Medicine & Science in Sports & Exercise:
D-26 Free Communication/Poster - Environment for Physical Activity: JUNE 2, 2011 1:00 PM - 6:00 PM: ROOM: Hall B
1Washington University in St. Louis, St. Louis, MO. 2University of California at Davis, Davis, CA. 3University of South Carolina, Columbia, SC. 4National Cancer Institute, Bethesda, MD.
(No relationships reported)
Many studies have found cross-sectional associations between characteristics of the built environment and physical activity (PA) behavior. However, most are based on self-reported PA, which is known to result in overestimation of PA and differential misclassification by demographic and biological characteristics. Cardiorespiratory fitness (CRF) represents an important objective marker of PA that is causally related to long-term health outcomes. Analysis of the association between CRF and built environment could strengthen arguments for the importance of built environment influences on health.
PURPOSE: To examine the association between neighborhood walkability and CRF and body-mass index (BMI).
METHODS: This cross-sectional analysis included 16,543 adults (5,017 women, 11,526 men) aged 18-90 years with home addresses in Texas who had a comprehensive examination between 1987 and 2005. Three neighborhood walkability factors emerged from principal components analyses of block group measures derived from the U.S. Census.

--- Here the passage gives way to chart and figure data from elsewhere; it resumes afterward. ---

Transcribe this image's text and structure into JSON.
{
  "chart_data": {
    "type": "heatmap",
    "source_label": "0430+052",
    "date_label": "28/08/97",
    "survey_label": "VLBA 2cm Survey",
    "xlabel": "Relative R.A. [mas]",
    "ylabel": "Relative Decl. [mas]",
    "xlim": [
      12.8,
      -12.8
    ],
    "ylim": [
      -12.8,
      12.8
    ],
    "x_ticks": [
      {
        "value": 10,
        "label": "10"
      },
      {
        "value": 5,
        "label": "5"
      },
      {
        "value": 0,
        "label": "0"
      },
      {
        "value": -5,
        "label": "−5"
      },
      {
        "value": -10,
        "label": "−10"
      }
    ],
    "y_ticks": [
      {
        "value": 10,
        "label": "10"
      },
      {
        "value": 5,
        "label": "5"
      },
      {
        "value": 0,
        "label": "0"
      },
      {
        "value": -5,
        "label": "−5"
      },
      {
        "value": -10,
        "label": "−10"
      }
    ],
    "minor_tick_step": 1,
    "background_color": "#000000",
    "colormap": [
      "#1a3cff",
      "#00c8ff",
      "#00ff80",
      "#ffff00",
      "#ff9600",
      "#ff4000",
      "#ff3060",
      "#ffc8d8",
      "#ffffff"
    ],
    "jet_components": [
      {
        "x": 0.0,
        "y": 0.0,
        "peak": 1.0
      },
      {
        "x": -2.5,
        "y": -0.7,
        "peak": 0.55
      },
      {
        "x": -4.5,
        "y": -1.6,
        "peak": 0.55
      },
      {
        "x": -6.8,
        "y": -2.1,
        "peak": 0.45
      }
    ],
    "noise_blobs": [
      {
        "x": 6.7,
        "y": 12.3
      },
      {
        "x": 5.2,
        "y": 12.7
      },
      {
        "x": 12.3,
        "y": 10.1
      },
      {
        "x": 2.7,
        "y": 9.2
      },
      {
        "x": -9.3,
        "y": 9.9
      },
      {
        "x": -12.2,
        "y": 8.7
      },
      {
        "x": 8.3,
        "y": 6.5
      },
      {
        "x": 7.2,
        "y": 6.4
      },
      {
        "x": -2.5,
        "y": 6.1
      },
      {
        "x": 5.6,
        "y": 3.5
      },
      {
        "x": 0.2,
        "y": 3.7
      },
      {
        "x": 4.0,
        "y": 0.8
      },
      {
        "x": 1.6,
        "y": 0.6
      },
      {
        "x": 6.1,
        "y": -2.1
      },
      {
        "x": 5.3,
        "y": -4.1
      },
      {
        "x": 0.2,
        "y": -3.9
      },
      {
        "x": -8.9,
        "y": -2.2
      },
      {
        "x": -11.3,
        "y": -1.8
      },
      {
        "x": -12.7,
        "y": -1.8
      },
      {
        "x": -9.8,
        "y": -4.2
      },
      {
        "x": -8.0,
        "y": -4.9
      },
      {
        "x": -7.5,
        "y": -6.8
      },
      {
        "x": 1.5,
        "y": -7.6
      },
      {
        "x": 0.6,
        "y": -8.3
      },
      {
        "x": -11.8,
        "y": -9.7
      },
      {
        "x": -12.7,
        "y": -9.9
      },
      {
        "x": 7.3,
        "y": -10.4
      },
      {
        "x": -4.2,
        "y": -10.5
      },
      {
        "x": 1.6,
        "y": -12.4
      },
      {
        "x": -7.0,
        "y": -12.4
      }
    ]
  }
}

Higher values of all factors correlated with higher predicted neighborhood walkability. Outcomes included CRF from total duration on a maximal exercise treadmill test and measured BMI.
RESULTS: In multilevel adjusted models, the neighborhood walkability factors were significantly associated with CRF and BMI among both men and women. Significant effect estimates for the neighborhood walkability factors ranged in magnitude from B=0.056 to B=0.082 when CRF was the outcome, and from B=-0.185 to B=-0.422 when BMI was the outcome. An interaction between one neighborhood factor and age was also observed. The interaction suggested that living in neighborhoods with older homes and with residents traveling shorter distances to work was more strongly associated with CRF among younger adults and with BMI among older adults.
CONCLUSIONS: Neighborhood characteristics hypothesized to support more PA and less driving were associated with better health outcomes, namely higher levels of CRF and lower BMI. Demonstration of an association between built environment characteristics and CRF is a significant advance over past studies based solely on self-reported PA. Supported by ACS Grant MRSG-07-016-01-CPPB, Applied Research Program of the NCI, and NIH AG06945 and HL62508.